Xzandro
commented
1 year ago There is no SSL cert pinning at all. The issue lays with Android 7+, because by default, apps do not accept self signed certificates, unless you are putting it into the internal root certificate store, which requires root. There is just nothing we could do about it, so I recommend to use an emulator like Mumu to do it if you only run a mobile device with Android 7+.
There was a time when I remember it was possible (2/3 years ago maybe more) to use SWEX to export data from an android phone running an up to date OS. Right now, I think I tried pretty much everything I could think of on an AOSP android 13 rom, and I feel like there are no good options for android users.
I added the cert to my root store, but it looks like SW is now pinning it directly in okhttp.

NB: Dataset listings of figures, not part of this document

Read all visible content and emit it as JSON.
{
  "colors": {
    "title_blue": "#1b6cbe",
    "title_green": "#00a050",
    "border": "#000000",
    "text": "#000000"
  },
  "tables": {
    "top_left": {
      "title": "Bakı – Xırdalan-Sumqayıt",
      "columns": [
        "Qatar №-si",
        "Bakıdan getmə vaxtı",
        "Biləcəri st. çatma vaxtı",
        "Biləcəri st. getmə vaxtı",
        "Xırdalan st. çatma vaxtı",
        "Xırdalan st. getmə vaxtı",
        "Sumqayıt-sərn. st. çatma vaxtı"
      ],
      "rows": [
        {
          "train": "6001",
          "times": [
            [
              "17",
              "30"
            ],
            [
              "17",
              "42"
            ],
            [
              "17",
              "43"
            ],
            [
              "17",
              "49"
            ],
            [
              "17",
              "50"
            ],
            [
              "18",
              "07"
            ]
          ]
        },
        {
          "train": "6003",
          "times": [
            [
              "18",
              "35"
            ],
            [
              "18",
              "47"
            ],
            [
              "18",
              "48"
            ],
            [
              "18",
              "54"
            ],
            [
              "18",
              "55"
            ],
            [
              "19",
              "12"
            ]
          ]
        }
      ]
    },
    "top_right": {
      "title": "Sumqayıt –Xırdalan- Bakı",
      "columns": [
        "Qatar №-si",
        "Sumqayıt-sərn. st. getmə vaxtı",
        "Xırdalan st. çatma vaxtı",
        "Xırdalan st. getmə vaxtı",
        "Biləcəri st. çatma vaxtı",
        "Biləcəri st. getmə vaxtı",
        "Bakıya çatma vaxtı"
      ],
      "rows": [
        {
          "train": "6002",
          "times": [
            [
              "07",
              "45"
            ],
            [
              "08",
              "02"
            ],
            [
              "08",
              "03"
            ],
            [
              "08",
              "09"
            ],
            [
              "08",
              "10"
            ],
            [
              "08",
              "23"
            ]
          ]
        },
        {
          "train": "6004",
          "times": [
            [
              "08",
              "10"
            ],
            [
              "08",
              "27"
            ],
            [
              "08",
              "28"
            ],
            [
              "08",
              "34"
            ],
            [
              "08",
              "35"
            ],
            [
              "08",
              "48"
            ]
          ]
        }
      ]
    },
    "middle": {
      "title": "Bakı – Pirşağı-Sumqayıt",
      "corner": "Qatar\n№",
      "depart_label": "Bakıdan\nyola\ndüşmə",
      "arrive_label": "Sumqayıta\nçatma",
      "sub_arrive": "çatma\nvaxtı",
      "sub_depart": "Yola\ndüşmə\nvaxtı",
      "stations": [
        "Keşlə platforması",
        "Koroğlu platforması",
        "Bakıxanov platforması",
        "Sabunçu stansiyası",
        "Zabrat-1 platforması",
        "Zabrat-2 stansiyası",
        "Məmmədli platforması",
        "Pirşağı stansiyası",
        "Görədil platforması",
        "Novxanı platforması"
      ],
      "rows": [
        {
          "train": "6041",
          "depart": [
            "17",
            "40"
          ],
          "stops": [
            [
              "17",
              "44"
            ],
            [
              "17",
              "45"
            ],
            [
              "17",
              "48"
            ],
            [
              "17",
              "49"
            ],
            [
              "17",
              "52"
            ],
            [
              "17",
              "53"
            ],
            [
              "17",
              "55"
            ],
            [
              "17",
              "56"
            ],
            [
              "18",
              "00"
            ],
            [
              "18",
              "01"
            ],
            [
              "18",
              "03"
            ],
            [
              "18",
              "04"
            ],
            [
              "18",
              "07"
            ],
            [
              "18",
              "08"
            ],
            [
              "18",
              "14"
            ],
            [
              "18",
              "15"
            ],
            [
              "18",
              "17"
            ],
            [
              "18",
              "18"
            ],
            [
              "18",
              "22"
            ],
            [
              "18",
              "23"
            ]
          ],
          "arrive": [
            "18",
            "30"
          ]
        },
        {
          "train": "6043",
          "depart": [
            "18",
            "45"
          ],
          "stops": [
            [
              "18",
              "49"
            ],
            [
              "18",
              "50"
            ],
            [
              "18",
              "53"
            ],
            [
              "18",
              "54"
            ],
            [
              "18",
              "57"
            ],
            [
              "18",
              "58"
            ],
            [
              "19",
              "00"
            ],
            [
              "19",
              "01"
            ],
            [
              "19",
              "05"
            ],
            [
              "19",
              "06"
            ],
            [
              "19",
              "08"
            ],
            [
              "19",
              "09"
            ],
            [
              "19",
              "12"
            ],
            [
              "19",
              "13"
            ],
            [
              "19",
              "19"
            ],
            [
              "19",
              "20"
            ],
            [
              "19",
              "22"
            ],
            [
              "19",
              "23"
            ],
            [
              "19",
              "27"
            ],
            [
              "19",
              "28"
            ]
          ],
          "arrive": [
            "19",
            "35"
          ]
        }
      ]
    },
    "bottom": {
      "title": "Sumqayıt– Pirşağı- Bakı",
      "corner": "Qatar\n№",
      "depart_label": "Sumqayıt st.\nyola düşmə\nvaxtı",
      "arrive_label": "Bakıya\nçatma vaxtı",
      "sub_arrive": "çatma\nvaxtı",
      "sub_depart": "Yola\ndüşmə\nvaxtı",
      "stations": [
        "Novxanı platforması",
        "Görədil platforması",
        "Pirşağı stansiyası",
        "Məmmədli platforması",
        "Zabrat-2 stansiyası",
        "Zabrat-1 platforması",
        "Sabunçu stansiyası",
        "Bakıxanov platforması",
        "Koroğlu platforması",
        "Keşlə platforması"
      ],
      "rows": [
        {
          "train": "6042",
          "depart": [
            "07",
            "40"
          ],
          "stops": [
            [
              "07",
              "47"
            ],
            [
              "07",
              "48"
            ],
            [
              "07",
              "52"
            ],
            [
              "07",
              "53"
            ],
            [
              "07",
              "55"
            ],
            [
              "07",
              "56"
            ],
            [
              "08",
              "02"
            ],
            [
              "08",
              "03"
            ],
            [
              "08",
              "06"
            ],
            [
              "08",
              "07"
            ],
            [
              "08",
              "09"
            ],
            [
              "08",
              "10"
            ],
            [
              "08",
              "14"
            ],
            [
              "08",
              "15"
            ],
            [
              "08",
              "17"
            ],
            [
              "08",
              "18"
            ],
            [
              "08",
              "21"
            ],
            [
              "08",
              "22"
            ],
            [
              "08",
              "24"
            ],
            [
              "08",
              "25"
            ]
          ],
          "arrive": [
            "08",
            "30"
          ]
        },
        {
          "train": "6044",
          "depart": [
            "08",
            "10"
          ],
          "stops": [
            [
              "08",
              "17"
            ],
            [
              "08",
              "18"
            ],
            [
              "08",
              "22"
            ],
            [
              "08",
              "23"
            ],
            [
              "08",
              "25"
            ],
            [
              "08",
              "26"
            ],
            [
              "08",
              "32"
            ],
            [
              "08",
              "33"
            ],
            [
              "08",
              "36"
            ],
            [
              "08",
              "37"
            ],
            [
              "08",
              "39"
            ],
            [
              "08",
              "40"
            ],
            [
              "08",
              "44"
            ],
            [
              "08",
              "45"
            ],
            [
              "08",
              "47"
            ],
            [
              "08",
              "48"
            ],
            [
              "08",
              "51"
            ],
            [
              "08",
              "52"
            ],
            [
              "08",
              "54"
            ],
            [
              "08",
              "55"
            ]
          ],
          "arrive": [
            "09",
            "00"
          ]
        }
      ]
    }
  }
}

However they seem to be using a combination of dexguard/appguard in the Android version of the game, I saw a lot of checks regarding emulators, root, xposed and frida. I tried bypassing the ssl pinning using frida and xposed but that just leads to more problems.
What's the current "official" stance from @Xzandro on that matter at the moment ?
I do personnally have a solution using the native version of SW on my M1 Mac, on which there seems to be no SSL pinning whatsoever (not familiar with iOS developer tools so I don't even know if they allow that), but it is not very practical. I would love to be able to keep the proxy running for my phone which is the main device I play SW on.